A visit at the Do Good Data conference
Corporations are becoming more and more aware of how the growing availability of data will impact and transform their business model. But also in the nonprofit world, data literacy and analytical capacity is a key factor. One of the biggest conferences worldwide, which is dedicated to how nonprofits can harness the power of data in a responsible way, is the Do Good Data Conference, which took place at the University of Stanford in the beginning of February. Our colleague Daniel Kirsch attended the event and shares some of his insights in this posts.
Nonprofits do data differently
While working with nonprofits is not exactly idalab’s main focus, the cause is certainly close to our hearts. As a data science agency, our work at idalab necessarily centers around the opportunities of data and algorithms – in various industries and sectors. In my freetime, I also run a pro bono intermediary for data science, so the Do Good Data conference has each time been a major source of inspiration for me – both personally and professionally.
In the last two years, the conferences took place in Chicago. However, as the conference recently merged with the Data on Purpose conference, the event was hosted at the University of Stanford this year. This change also brought a slight change of focus with it. Previous Do Good Data conferences had more „lessons learned“, „what we have done“ and „practical skills“ sessions, which I really liked, because I could see what the „state of the art“ in data utilization in nonprofits is.
In this year’s conference there was one overarching topic being carried through many of the conference’s sessions: How should nonprofits approach data and algorithms as opposed to for-profits? What are ethical processes? Who needs to be included into decisions? What about the people represented in the data? What are models for governance?
Of course not all questions could be answered but places like Do Good Data / Data on Purpose are ideal melting pots to spark these discussions and carry them into the organizations that actually do the work.

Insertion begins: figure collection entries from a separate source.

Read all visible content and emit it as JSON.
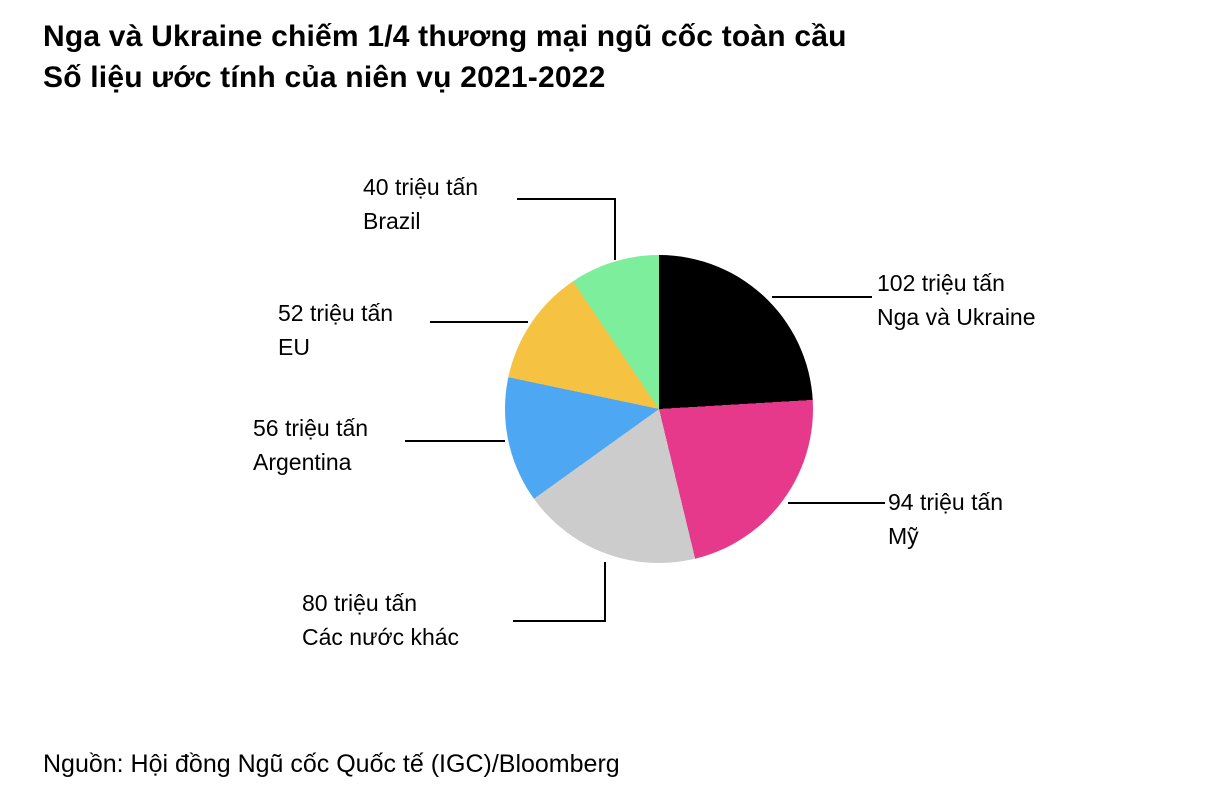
{
  "title": {
    "line1": "Nga và Ukraine chiếm 1/4 thương mại ngũ cốc toàn cầu",
    "line2": "Số liệu ước tính của niên vụ 2021-2022"
  },
  "source": "Nguồn: Hội đồng Ngũ cốc Quốc tế (IGC)/Bloomberg",
  "chart_data": {
    "type": "pie",
    "title": "Nga và Ukraine chiếm 1/4 thương mại ngũ cốc toàn cầu — Số liệu ước tính của niên vụ 2021-2022",
    "unit": "triệu tấn",
    "total": 424,
    "start_angle_deg": 0,
    "direction": "clockwise",
    "legend_position": "callout-labels",
    "slices": [
      {
        "label": "Nga và Ukraine",
        "value": 102,
        "value_label": "102 triệu tấn",
        "color": "#000000"
      },
      {
        "label": "Mỹ",
        "value": 94,
        "value_label": "94 triệu tấn",
        "color": "#E6398B"
      },
      {
        "label": "Các nước khác",
        "value": 80,
        "value_label": "80 triệu tấn",
        "color": "#CCCCCC"
      },
      {
        "label": "Argentina",
        "value": 56,
        "value_label": "56 triệu tấn",
        "color": "#4DA7F2"
      },
      {
        "label": "EU",
        "value": 52,
        "value_label": "52 triệu tấn",
        "color": "#F5C242"
      },
      {
        "label": "Brazil",
        "value": 40,
        "value_label": "40 triệu tấn",
        "color": "#7DEE9B"
      }
    ]
  }
}
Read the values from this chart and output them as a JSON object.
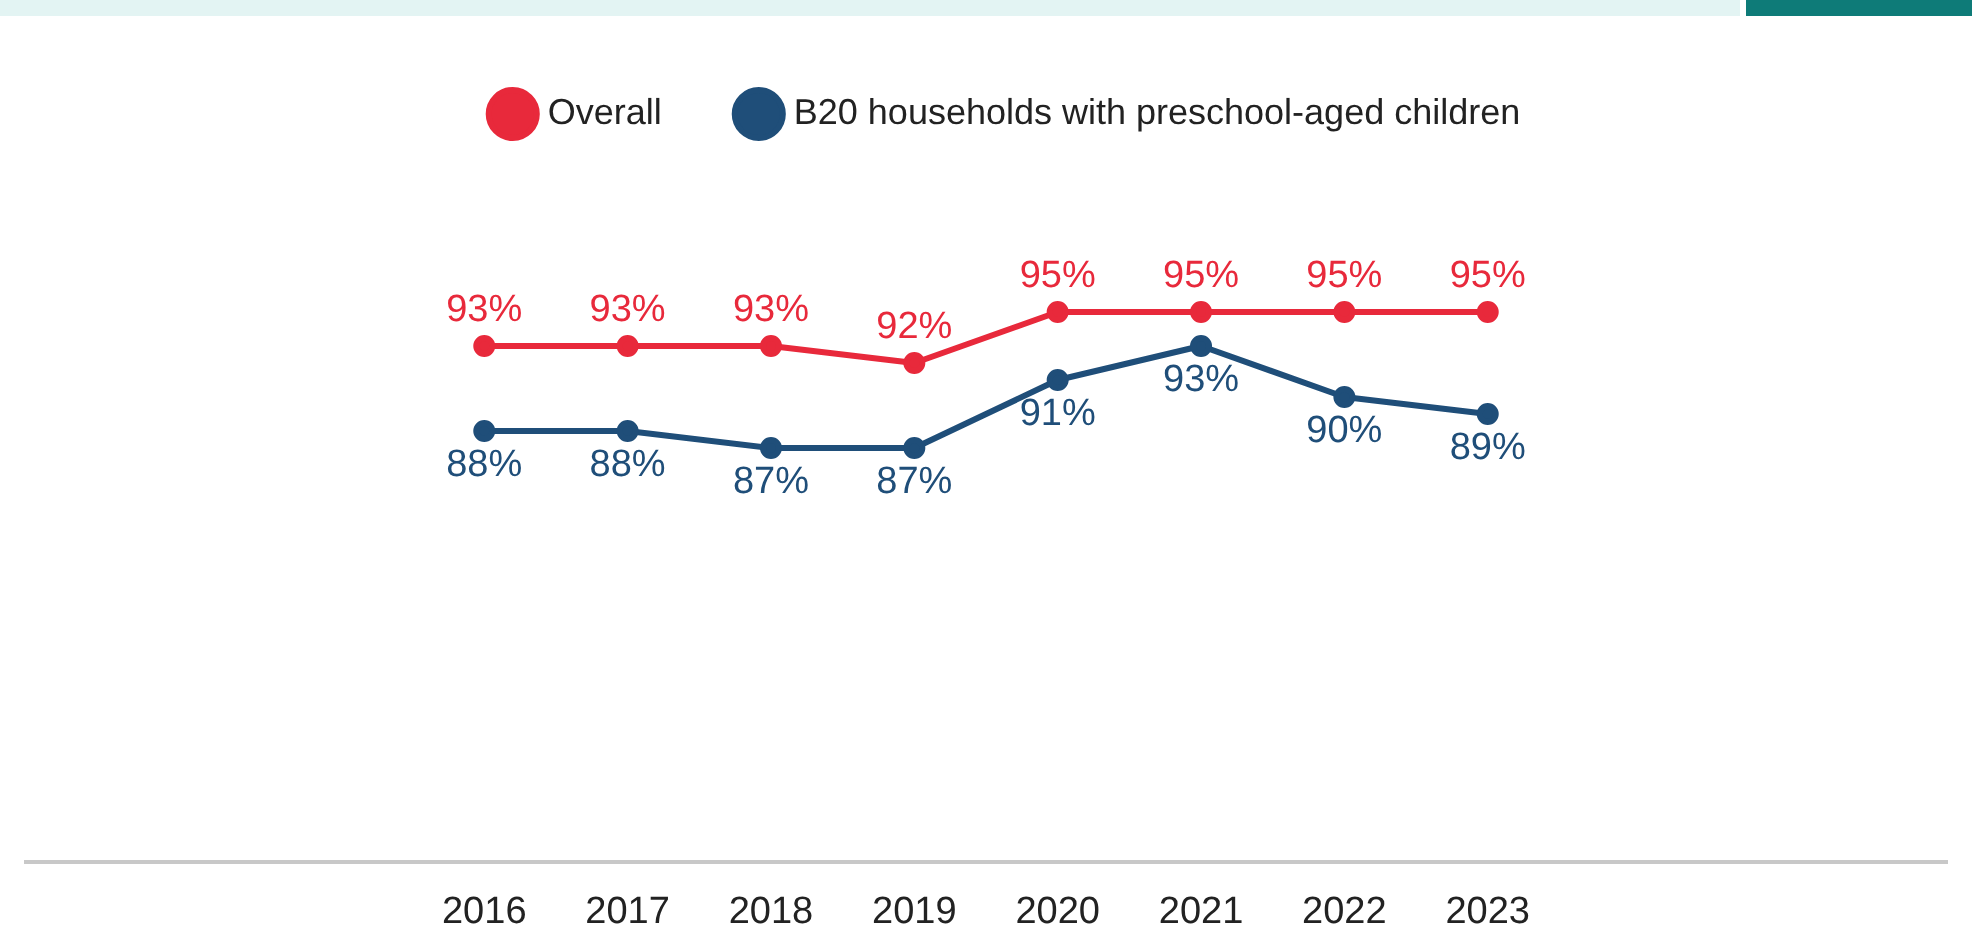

Nonprofits must develop internal expertise
Not all sessions were purely meta though. Especially the breakout sessions were very hands on. I attended one that talked among other things about the challenges of attracting data nerds into nonprofits and government. Not many want to trade an attractive salary for a more meaningful job. Volunteering models like those of DataKind and Code for America (which have German equivalents in DSSG Berlin/CorrelAid and Code for Germany) can kickstart projects but for them to be sustainable nonprofits/government must develop internal expertise.
However, to get started it’s not that important to have the hardcore data nerds inhouse. It’s much more important to have a person that can translate from the nonprofit’s needs into technical solutions – someone that speaks both languages. This mirrors our own work at DSSG Berlin where we started to do data impact mapping workshops as a format to co-discover data opportunities in the work of nonprofits that approach us with often fuzzy requirements. Even with corporates and startups, idalab has been experiencing the same situation and “data opportunity workshops” are oftentimes the beginning of client contact.
Causal inference is hard
Given that I’m a mathematician, my favorite talk was given by Hal Varian (Google’s Chief Economist) about causal inference. He talked about RCTs, Natural Experiments, Instrumental Variables, Regression Discontinuity Designs and Difference in Difference and did not eschew showing some math. My main novel learning: I had never seen the use of synthetic controls before where a model is trained and evaluated on the population before a treatment is given. Then the effect is compared to the counterfactual predicted by the model.
Another highlight was Kristian Lum of the Human Rights Data Analysis Group talking about bias in predictive policing. The HRDAG is one of my long time favorite „Data for Good“ initiatives (read more about them at https://hrdag.org/). The problem with predictive policing is that policing is concentrated where historically the most crime has been observed. This creates a pernicious feedback loop. Those same areas are strongly policed which leads to more reported crime (due to the streetlight effect) which is fed back into the algorithm that can’t help but double down on these crime infested areas that produce the most reports. The algorithm becomes a self-fulfilling prophecy. (More on similar effects can be found in the book „Weapons of Math Destruction“ by Cathy O’Neil.)
The conference was, again, a great experience and the 15 hours of flight to San Francisco were well worth it. It’s a pity that so far Germany cannot offer anything comparable. But organizations like DSSG Berlin, CorrelAid and the Datenschule can be the spark of the movement. And there are good news: The Datenschule will have its own event called Datensummit this year. And also Data on Purpose / Do Good Data will under its new name and as part of the DIGITALIMPACT World Tour make a stop in Berlin. I’m very much looking forward to these events and hope they can intensify the discussion around data in nonprofits also here in Germany. The discussion is certainly much needed.